Remember when the Justice Department announced last year that it would be launching some pilot programs devoted to "countering violent extremism"? Now Rep. Michael McCaul wants to create a federal Office of Coordination for Countering Violent Extremism and house it at the Department of Homeland Security. Under the Texas Republican's Countering Violent Extremism Act, introduced late last week, the new bureau would be responsible for a range of activities, including "identifying risk factors that contribute to violent extremism in communities in the United States," "assessing the methods used by violent extremists to disseminate propaganda and messaging to communities at risk for radicalization and recruitment," and "establishing a counter-messaging program" to push back against extremist ideas. The office would receive $10 million a year for the next five years, and a new post—the "assistant secretary for countering violent extremism"—would be created to run it.
The bill is worded broadly enough to attract support both from liberals worried about domestic right-wing terror and from conservatives (such as McCaul) whose chief fear is jihad. That's because it rests on a belief that has taken hold in both parties: that fighting "radicalization" is a good way to root out terrorism. But this is a dubious idea, and many scholars have subjected it to withering criticisms.

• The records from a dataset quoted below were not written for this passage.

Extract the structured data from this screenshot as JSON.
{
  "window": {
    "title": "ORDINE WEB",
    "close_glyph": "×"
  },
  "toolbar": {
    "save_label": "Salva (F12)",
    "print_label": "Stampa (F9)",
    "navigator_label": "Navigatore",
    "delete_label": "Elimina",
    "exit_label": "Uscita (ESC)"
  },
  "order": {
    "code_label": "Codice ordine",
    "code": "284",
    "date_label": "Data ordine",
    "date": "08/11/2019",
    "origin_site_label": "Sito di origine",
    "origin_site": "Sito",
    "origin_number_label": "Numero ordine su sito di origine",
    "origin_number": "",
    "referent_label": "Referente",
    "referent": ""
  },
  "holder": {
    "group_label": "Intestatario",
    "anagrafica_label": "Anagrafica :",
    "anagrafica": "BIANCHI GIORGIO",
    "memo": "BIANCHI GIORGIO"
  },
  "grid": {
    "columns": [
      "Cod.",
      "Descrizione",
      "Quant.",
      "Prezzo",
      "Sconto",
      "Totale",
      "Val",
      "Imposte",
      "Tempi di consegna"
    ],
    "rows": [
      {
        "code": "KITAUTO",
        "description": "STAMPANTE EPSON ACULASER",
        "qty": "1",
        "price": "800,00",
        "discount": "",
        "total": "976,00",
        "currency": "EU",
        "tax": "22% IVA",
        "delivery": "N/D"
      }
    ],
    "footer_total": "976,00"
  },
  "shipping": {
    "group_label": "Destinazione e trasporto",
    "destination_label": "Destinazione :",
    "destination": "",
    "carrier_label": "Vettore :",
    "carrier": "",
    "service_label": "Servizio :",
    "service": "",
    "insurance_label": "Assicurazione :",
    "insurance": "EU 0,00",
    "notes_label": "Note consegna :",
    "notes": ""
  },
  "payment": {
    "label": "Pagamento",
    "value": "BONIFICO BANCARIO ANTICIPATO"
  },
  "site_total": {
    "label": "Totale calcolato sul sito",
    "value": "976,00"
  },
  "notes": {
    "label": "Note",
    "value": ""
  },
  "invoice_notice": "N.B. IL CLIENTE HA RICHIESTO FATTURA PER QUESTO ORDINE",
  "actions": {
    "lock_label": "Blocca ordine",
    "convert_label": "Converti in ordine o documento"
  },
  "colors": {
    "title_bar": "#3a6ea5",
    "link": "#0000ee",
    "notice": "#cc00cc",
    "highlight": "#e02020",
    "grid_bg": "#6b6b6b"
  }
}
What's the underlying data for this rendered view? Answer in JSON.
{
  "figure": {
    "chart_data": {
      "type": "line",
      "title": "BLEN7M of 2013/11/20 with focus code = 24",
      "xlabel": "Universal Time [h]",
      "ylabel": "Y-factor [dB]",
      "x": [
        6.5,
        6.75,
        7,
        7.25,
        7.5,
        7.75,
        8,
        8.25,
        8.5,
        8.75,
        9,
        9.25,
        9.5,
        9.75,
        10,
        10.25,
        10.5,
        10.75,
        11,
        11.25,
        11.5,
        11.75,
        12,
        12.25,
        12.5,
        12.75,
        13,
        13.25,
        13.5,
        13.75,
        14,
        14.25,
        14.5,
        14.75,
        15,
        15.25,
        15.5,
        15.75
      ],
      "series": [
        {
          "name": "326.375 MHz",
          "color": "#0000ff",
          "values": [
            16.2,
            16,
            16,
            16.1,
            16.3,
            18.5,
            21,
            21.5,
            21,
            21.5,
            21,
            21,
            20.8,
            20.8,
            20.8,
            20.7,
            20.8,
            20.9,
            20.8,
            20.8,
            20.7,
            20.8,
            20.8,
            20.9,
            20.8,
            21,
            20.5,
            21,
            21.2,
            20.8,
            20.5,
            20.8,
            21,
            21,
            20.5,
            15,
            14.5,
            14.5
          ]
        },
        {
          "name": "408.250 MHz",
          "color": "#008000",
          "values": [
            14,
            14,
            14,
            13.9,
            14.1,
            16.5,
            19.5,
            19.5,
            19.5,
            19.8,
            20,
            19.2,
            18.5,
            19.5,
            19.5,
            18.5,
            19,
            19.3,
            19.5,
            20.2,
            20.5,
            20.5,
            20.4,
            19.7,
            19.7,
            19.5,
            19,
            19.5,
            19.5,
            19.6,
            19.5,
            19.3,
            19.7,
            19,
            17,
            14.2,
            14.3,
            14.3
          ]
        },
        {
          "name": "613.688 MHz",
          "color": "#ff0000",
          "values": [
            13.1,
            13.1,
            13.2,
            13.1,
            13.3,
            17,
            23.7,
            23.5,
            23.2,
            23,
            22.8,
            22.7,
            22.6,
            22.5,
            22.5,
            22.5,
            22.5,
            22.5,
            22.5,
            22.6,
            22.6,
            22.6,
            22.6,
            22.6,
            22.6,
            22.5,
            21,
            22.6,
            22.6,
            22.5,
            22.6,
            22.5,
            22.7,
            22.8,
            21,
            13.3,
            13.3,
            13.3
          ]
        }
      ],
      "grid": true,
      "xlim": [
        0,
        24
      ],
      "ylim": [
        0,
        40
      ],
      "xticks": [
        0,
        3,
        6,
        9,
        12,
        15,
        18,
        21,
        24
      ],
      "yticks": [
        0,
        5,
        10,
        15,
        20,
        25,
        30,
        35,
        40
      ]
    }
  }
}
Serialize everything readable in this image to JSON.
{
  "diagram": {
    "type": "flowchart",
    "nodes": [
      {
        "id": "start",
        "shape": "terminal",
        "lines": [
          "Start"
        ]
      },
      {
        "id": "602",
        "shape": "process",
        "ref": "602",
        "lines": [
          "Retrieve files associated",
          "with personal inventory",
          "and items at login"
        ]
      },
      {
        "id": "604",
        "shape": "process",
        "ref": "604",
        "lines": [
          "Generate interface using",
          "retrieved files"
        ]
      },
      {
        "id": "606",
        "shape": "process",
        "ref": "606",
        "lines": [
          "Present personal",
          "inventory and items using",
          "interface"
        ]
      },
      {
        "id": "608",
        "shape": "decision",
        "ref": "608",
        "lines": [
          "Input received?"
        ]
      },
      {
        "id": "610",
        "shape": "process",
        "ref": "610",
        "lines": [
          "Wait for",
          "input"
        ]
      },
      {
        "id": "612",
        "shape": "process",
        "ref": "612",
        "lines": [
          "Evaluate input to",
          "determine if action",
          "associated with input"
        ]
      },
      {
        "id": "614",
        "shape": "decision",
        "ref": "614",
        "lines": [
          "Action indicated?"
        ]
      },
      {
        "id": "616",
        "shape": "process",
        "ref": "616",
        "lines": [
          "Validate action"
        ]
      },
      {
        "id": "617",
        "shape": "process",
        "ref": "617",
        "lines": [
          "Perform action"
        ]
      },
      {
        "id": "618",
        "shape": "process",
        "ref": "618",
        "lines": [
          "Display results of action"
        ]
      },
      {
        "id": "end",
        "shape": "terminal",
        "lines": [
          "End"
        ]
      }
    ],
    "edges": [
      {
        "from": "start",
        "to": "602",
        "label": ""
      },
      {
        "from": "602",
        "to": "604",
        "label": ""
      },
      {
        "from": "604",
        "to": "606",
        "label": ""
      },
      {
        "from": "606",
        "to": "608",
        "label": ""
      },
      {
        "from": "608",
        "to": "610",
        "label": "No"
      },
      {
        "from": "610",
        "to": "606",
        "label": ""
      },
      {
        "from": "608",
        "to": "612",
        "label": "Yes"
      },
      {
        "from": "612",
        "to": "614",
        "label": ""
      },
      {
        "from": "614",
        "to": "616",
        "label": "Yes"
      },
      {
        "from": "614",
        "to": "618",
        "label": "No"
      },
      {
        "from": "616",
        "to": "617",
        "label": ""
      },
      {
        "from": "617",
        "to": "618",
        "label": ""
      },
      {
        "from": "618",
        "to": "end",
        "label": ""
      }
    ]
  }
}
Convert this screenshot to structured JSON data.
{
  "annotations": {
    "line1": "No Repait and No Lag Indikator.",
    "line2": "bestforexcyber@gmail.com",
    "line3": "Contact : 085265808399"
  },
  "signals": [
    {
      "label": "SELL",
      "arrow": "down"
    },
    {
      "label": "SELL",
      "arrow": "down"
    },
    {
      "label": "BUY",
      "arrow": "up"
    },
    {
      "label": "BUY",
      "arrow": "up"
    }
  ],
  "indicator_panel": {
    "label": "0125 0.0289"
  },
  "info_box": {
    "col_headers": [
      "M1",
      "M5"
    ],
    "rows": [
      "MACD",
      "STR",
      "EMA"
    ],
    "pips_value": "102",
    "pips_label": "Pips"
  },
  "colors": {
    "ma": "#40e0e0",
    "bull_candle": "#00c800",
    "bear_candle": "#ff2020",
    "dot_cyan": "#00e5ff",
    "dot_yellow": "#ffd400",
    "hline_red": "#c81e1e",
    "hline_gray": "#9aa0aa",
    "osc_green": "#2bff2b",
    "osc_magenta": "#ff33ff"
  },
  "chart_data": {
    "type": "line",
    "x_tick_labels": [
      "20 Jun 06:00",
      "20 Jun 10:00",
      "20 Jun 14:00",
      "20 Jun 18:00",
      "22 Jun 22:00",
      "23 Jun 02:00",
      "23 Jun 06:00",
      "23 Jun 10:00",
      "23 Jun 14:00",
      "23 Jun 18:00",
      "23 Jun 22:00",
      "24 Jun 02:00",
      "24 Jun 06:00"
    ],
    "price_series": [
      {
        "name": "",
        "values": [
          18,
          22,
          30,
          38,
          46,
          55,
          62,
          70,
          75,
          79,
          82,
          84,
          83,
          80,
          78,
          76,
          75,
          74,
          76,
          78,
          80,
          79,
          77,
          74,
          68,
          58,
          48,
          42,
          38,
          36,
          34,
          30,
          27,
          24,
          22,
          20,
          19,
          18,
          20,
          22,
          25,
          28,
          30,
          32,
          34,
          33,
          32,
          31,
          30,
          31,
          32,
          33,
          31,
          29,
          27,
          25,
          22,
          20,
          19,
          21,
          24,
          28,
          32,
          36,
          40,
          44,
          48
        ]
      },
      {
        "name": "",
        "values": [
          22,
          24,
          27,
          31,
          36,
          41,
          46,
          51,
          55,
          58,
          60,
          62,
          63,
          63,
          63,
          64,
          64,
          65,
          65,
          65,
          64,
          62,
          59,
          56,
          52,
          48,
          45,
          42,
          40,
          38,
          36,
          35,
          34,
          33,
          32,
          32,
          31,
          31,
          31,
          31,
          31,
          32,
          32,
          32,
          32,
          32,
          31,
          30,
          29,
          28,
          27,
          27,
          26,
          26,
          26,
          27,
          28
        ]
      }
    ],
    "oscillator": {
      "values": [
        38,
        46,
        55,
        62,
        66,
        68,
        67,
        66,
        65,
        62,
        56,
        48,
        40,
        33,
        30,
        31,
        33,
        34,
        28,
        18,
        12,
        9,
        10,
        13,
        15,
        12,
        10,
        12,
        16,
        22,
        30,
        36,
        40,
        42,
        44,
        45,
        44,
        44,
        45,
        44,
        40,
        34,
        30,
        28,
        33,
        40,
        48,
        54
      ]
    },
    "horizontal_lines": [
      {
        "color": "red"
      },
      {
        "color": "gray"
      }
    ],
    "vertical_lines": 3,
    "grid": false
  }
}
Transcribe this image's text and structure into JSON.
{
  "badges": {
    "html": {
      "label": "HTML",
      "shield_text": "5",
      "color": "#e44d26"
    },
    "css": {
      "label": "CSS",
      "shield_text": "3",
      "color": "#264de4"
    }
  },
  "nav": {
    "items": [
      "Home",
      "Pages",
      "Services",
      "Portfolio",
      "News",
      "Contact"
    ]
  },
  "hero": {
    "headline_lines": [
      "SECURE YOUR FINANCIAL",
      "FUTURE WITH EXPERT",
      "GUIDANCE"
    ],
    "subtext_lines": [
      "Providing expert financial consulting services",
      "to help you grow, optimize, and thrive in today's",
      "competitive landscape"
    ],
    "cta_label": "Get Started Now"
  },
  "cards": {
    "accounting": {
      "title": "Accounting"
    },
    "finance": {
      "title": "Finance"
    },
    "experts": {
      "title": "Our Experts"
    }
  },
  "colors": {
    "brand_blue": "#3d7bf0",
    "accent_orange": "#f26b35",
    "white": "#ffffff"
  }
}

Most radicals do not become terrorists, and clumsy counterradicalization efforts may be as likely to push people toward terror tactics as to pull them away. (As the security analyst J.M. Berger once put it, "there's more than a little risk that efforts to re-program people who are early in the radicalization process could create more terrorists, not fewer.") Furthermore, empirical studies of actual radicals and terrorists, such as this paper from the British think tank Demos, do not show a neat path from ideas to violence. Nonviolent radicalism can be a stepping stone to terror tactics, but it can also discourage them; meanwhile, many factors that help draw people into terrorism don't have much to do with ideology at all.
The McCaul bill includes a pro forma requirement that "all activities related to countering violent extremism fully respect the privacy, civil rights, and civil liberties of all Americans," but not everyone finds that language reassuring. "That's scant protection when the clear purpose of a CVE [countering violent extremism] program is to focus on what it deems 'extreme' beliefs," says Michael German, a former FBI agent, now based at the Brennan Center for Justice, who has written frequently about the problems with this approach to counterterrorism. German is also unmoved by the bill's requirement that an annual report to Congress evaluate how successful the office's efforts have been. Given how many projects along these lines have already been tried around the world, German suggests that the government "investigate those programs before we invest this money and create this infrastructure." After all, he asks, "once this infrastructure is created, how easy will it be to take it down?"